Where the product shape is irregular, the only way to extract its heat will be by using a cold fluid surrounding it. Air is the obvious choice — it is economical, hygienic and relatively non-corrosive to equipment. The air temperature will be of the order of -40°C and the air speed over the product will be high, to get good heat transfer. Circulation of air around stacked product in a cold room is used for batch processes. This requires good air distribution and an optimum value exists between the decrease in freezing time and the increasing power required to drive the fans to produce higher air speeds.
Discrete pieces of product, such as peas, slices of carrot, beans and items of this size, can be conveyed on a perforated belt. This may be a fluidized bed where cold air is blasted up through the holes, to both cool the product and agitate it, to prevent it sticking either to the belt or to other similar pieces. Flat pieces of product, such as fish fillets, would suffer a change in shape in a free air blast and are better on a flat moving belt. Here, some of the heat goes direct to the cold air and some by conduction to the belt, which is usually of stainless steel. The tunnel can be designed to absorb much less fan power which improves efficiency, because fans are located in the cooled space and the heat generated by their motors adds to the cooling load.

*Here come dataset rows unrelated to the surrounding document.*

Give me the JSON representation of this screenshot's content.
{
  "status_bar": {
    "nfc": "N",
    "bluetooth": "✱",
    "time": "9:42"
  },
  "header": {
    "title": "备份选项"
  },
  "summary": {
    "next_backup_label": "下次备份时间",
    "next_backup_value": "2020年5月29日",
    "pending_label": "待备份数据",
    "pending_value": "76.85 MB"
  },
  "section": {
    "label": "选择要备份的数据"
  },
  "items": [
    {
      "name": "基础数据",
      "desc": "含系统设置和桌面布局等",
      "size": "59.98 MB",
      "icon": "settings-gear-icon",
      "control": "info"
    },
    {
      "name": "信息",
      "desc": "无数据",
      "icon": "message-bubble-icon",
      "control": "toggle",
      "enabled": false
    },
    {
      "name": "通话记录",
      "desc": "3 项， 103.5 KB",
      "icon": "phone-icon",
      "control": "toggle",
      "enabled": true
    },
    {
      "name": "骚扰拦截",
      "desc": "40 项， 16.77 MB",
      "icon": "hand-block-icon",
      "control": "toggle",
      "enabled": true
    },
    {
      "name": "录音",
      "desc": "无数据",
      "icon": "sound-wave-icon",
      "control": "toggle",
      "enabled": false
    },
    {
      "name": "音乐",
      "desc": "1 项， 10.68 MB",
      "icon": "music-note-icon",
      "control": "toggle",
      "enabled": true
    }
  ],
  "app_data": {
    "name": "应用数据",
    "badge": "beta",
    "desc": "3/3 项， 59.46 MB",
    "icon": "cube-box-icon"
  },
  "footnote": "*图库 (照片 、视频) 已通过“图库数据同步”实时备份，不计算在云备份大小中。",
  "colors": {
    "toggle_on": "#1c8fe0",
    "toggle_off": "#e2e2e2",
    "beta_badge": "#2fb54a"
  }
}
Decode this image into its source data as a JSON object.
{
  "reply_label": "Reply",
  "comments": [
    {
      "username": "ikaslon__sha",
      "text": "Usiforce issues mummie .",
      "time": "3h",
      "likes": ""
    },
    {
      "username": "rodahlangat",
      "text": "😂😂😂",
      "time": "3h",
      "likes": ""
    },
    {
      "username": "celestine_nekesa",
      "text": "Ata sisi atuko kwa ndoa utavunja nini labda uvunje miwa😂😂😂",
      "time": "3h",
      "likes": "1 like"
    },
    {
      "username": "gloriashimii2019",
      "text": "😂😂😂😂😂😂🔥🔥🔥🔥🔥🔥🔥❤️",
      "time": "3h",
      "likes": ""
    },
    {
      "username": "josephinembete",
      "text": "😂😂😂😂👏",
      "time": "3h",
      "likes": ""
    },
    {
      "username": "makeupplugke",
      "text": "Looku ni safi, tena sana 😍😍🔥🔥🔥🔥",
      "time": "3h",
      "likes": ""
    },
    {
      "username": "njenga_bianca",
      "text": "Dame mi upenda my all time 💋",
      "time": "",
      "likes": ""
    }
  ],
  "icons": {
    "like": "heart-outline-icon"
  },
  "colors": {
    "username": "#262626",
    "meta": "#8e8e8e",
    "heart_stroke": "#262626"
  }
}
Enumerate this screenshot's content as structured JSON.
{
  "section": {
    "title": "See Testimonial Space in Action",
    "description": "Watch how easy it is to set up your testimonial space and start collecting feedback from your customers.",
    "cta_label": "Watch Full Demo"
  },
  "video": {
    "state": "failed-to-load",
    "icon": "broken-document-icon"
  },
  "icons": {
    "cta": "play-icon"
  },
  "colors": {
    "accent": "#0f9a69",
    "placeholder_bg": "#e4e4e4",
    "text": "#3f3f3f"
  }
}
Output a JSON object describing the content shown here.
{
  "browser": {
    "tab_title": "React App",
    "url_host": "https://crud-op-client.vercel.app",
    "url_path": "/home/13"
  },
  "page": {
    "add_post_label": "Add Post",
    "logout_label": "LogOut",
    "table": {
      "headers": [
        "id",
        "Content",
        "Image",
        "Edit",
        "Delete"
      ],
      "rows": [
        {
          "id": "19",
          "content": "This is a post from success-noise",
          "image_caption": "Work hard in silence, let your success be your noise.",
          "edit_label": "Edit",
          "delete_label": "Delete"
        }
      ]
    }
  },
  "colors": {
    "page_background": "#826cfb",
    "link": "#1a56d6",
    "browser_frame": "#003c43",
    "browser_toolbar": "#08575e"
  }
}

Linear tunnels are restricted by the length of belt necessary to achieve the cooling time required and on the space available. Conveyors wound into a spiral shape and contained within a cold-room with an air blast coil offer a more compact arrangement (see Figures 14.1 and 14.2). Spiral freezers are very good for larger items, such as tubs of ice-cream which take a long time to harden and where a straight conveyor would be too long for convenience.